Wenstrup aired a different point of view about it.

“What you’re doing is you’re asking others to pay for somebody else’s bill. You know, people sign those documents when they take out those loans. I’ve been there. I’ve done it, you know. And over the years I paid all of mine back. I had a plan,” Wenstrup said.

Politically, both parties plan to use the divisive issue to drive the mid-term vote which starts in seven weeks.

The local head of the GOP considers it a gimmick to gin up support among young voters.

“Even the Washington Post which is never friendly on their editorial page to Republicans, you know even they’ve come out to say this is bad policy,” Alex Triantafilou said.

NKU political expert Ryan Salzman said he sees good politics in play for the left side of the Democrat Party.

“They have been arguing for this I think much more than Republicans have been arguing against it,” Salzman said.

For Jennifer Langen, a college mom of two at UC, the politics of it is a turn-off.

“I think it’s just going to be polarizing,” Langen said. “It’s just going to be one more issue that polarizes people.”

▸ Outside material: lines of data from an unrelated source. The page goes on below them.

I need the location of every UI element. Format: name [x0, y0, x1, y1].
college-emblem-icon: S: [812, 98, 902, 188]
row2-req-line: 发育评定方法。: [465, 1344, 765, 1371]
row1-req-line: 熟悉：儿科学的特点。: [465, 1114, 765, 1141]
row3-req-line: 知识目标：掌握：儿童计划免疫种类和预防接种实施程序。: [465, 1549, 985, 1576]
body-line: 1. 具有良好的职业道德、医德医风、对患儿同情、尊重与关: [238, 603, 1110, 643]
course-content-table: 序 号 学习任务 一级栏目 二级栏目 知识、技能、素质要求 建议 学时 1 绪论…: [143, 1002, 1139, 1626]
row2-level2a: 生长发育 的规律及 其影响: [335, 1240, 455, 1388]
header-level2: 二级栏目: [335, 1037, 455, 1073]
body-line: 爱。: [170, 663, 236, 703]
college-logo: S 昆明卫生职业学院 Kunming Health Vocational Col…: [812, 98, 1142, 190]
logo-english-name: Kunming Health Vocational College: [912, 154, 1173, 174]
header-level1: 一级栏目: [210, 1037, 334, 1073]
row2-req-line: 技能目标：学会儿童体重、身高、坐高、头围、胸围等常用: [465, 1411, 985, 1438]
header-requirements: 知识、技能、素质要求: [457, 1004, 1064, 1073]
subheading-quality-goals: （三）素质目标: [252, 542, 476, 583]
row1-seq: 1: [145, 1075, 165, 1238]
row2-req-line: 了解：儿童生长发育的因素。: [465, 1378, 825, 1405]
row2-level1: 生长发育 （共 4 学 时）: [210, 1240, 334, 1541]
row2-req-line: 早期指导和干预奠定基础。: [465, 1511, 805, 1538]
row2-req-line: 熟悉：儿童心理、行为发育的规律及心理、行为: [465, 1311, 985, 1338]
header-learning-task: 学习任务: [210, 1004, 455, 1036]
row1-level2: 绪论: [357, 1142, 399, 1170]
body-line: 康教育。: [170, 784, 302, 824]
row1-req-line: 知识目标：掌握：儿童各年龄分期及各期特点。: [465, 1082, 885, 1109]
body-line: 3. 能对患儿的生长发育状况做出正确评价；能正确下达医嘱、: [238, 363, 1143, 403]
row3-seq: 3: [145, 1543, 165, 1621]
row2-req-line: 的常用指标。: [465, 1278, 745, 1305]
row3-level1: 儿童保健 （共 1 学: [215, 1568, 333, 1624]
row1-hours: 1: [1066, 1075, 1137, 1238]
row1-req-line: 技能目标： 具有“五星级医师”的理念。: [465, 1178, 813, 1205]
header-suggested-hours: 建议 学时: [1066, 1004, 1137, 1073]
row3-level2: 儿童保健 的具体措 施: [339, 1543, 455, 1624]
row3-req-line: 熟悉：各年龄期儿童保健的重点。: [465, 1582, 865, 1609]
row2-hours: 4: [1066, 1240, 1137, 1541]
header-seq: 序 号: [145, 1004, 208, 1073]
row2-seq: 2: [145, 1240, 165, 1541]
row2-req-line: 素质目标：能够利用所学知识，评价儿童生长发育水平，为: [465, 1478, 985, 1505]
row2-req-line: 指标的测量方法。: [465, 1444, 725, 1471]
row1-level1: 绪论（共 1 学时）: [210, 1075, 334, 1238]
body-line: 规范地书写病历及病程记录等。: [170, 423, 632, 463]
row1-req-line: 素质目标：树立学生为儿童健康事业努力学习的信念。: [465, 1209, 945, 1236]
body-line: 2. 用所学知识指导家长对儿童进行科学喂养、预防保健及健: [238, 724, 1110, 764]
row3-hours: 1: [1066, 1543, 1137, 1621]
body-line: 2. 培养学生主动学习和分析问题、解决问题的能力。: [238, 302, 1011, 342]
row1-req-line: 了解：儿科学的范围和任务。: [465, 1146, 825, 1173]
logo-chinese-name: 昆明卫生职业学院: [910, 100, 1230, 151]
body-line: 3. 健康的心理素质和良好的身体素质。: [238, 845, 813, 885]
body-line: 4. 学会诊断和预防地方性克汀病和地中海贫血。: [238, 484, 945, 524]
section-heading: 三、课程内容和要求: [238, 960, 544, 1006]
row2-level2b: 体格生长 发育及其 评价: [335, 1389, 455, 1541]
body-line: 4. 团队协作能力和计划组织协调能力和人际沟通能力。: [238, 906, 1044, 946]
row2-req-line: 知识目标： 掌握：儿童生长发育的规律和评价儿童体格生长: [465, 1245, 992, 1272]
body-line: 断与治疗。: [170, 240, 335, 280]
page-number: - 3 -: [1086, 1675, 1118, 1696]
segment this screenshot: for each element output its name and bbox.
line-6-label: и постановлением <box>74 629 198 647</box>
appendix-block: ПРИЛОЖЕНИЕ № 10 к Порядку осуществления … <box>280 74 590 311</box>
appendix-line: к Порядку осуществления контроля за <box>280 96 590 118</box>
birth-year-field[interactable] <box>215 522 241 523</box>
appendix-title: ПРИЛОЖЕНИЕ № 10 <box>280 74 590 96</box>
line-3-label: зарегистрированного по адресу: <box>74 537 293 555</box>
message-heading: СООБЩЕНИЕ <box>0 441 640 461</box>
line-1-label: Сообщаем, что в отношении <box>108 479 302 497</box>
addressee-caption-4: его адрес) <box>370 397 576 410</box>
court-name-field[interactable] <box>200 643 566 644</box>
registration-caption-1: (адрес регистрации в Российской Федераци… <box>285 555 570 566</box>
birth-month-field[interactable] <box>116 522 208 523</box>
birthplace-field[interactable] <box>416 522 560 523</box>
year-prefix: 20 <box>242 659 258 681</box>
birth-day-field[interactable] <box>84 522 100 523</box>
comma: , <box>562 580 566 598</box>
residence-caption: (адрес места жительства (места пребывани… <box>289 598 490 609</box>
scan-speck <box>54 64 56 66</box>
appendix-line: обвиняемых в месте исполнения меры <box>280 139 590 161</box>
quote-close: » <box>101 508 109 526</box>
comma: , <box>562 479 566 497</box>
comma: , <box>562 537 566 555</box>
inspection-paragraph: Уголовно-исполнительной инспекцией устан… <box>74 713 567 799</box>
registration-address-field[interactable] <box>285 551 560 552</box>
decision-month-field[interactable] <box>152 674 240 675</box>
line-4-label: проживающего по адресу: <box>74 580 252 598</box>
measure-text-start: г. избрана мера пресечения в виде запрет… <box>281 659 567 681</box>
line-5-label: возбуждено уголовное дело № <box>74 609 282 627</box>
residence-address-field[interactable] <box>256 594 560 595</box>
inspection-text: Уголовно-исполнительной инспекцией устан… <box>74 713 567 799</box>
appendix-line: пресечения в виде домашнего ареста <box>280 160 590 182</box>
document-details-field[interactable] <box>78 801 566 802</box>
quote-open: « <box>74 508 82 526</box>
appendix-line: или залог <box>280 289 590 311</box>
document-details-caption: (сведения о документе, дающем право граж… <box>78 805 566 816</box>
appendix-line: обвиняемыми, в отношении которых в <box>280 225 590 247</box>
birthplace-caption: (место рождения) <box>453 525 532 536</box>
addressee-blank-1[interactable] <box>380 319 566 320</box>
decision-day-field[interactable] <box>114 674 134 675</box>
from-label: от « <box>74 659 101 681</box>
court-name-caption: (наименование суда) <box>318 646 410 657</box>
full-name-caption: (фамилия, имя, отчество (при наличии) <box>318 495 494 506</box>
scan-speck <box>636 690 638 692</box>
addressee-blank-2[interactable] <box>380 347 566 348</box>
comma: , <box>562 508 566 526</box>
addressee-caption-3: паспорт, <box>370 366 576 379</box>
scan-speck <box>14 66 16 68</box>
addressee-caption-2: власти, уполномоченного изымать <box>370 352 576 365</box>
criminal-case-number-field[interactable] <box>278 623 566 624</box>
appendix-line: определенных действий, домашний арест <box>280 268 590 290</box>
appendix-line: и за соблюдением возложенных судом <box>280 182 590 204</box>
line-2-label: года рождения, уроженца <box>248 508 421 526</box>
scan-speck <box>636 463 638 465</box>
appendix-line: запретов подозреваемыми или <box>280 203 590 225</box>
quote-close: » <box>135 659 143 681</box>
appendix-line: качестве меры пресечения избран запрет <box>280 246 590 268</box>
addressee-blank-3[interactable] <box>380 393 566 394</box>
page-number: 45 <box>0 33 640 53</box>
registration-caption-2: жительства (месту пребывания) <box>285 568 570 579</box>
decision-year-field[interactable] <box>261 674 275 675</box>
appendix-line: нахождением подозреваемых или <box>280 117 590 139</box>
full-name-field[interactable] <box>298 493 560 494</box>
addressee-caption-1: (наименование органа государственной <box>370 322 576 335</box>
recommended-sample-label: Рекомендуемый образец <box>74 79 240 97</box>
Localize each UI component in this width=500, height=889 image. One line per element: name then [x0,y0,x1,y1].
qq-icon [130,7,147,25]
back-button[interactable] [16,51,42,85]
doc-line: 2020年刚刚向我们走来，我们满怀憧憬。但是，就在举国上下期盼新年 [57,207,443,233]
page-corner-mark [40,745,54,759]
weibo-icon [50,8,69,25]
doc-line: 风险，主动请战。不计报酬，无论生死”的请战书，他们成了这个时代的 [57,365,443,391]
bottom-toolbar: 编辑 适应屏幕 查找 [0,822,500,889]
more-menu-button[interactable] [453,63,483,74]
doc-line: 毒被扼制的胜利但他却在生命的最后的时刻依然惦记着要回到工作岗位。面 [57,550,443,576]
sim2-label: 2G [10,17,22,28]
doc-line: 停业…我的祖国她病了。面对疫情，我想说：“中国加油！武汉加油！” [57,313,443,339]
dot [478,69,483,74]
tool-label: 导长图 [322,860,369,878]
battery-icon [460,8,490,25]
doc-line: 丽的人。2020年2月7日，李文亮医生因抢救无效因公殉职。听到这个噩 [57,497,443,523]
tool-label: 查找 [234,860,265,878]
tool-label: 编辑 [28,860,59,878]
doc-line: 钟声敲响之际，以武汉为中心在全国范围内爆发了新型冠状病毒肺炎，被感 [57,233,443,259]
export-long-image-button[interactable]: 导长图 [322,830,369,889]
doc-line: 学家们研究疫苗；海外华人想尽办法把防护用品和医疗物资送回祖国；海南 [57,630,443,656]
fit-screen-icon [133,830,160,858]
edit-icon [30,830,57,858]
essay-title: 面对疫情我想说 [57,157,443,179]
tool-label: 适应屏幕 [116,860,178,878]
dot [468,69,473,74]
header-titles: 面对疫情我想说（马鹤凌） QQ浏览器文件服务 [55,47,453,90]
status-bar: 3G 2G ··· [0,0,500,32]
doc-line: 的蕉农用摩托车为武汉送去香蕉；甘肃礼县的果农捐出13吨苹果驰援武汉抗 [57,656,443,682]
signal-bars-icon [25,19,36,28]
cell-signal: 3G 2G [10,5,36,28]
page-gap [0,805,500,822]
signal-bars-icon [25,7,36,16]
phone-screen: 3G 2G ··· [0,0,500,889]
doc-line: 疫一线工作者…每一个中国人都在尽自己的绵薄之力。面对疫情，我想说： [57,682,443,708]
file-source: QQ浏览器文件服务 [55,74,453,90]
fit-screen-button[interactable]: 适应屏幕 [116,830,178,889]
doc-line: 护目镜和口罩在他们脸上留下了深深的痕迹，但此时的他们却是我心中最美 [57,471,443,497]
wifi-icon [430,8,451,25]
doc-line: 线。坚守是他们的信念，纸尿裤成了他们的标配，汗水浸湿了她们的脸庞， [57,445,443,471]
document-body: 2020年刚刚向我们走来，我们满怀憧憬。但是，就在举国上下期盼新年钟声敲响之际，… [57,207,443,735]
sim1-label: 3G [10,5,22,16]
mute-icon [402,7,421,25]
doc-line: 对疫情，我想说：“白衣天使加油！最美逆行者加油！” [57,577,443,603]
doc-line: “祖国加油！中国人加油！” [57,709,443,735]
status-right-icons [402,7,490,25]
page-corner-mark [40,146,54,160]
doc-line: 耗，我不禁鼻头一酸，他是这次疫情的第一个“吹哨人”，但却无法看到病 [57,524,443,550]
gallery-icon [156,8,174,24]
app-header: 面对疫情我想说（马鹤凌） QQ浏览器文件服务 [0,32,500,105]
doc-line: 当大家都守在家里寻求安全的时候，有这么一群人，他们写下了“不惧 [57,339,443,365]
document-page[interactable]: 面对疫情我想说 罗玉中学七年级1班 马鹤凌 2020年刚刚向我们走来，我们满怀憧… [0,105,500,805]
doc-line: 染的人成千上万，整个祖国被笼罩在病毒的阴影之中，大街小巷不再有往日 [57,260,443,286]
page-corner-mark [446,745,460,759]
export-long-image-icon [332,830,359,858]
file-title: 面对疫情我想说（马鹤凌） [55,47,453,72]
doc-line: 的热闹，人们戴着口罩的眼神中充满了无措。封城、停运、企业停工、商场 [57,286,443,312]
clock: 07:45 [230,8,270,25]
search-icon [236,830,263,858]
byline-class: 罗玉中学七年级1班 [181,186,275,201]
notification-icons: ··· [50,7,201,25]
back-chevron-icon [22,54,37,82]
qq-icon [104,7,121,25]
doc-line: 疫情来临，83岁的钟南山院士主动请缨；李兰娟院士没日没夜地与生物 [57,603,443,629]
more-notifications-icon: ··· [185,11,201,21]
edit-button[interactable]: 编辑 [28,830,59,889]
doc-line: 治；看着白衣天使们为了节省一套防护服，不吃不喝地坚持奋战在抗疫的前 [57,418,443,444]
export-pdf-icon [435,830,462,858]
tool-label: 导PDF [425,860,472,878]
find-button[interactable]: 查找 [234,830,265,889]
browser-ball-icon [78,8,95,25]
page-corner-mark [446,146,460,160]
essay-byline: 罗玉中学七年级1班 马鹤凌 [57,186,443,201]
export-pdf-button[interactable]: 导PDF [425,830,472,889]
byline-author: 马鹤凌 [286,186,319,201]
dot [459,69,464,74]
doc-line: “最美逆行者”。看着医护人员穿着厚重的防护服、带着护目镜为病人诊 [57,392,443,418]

Langen speaks for many who believe the cost of higher education has gone through the roof, as she put it.

She said she wants to see a solution and that fiscal responsibility must be a part of it.

“As someone whose paid off their own student loans and tried to save for my own kids to go to school and get them through debt-free, it’s just very frustrating to have to see other people basically get things handed to them,” Langen said.

In spite of rules about eligibility, repayment, and personal benefit, for many people, it gets down to how some get a break and others don’t.

With 48 days out from early voting in an election both major parties consider crucial, Salzman said he sees a strategy to drive the Democrat left to the polls.

He cites the political push-back to the Dobbs decision earlier this summer as a first step motivator, the second step being debt forgiveness.

“I don’t know how long a half-life this is going to have on the Republican side,” he said. “And I certainly don’t know that this is going to be enough to take a potential non-voting Republican and drive them to the polls.”